Released after Soderbergh's critically acclaimed debut Sex, Lies, and Videotape it was the first of what would be a series of low-budget box-office disappointments. It has since become a cult film, being compared to Terry Gilliam's Brazil and David Cronenberg's Naked Lunch.

== Plot==

In Prague in 1919, Franz Kafka works as an insurance adjuster while moonlighting as a writer. He gets involved with an underground group after one Eduard Rabin, of his co-workers, is murdered. The underground group, responsible for bombings all over town, attempts to thwart a secret organization that controls the major events in society. He eventually penetrates the secret organization to confront them.

== Production ==
Lem Dobbs' original screenplay was more of a straightforward biopic of Franz Kafka but Steven Soderbergh rewrote it because he wanted to create a “mystery thriller, not a biography.” Dobbs was dissatisfied with Soderbergh's changes, and the two would not work again until The Limey in 1999. Isabelle Adjani and Anne Parillaud were both considered for the role of Gabriela Rossman. Parillaud was cast in the part and even filmed with Soderbergh and Irons but left after several days due to language barriers.

Filming took place on-location in Kafka's hometown of Prague and at Barrandov Studios. Soderbergh elected to shoot most of the film in black-and-white to evoke German expressionism. Two weeks of reshoots took place at Pinewood Studios in England.

==Reception==

Kafka was met with mixed reviews from critics. On the review aggregator website Rotten Tomatoes, the film has an approval rating of 55%, based on 22 reviews. The website's consensus reads, "Kafka does not rise to the artistic success of its subject, struggling to approximate the nightmarish absurdity that defined the author's work despite thoughtful direction by Steven Soderbergh and a gorgeous black and white color palette."

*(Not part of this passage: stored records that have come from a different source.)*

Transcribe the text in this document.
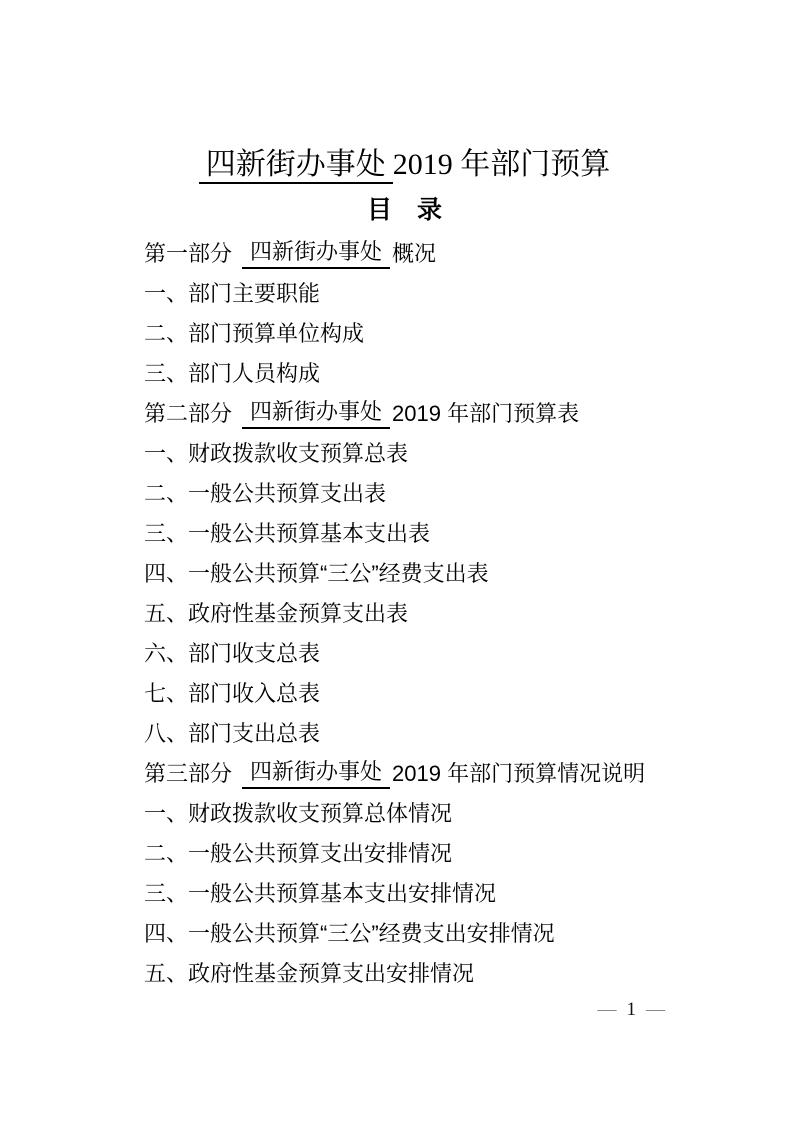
四新街办事处 2019 年部门预算
目　录
第一部分 四新街办事处 概况
一、部门主要职能
二、部门预算单位构成
三、部门人员构成
第二部分 四新街办事处 2019 年部门预算表
一、财政拨款收支预算总表
二、一般公共预算支出表
三、一般公共预算基本支出表
四、一般公共预算“三公”经费支出表
五、政府性基金预算支出表
六、部门收支总表
七、部门收入总表
八、部门支出总表
第三部分 四新街办事处 2019 年部门预算情况说明
一、财政拨款收支预算总体情况
二、一般公共预算支出安排情况
三、一般公共预算基本支出安排情况
四、一般公共预算“三公”经费支出安排情况
五、政府性基金预算支出安排情况
— 1 —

=== Awards and nominations ===

| Institution | Year | Category | Work | Result |
| Independent Spirit Awards | 1992 | Best Screenplay | Lem Dobbs | Nominated |
| Best Cinematography | Walt Lloyd | Won |
| Turkish Film Critics Association | 1994 | Best Foreign Film | Steven Soderbergh | 4th place |

==Alternate version==
In a 2013 interview with Vulture, Soderbergh stated that the rights to the film had reverted to him and executive producer Paul Rassam and that work had begun on a "completely different" version of the film. Soderbergh reported that he and Lem Dobbs did some rewriting, inserts were shot during the making of Side Effects, and he planned to dub the film into German and release both the original and new version together. In 2020, he announced he had finished the new version and would release it as part of a box set. The new version, titled Mr. Kneff, debuted at the 2021 Toronto International Film Festival.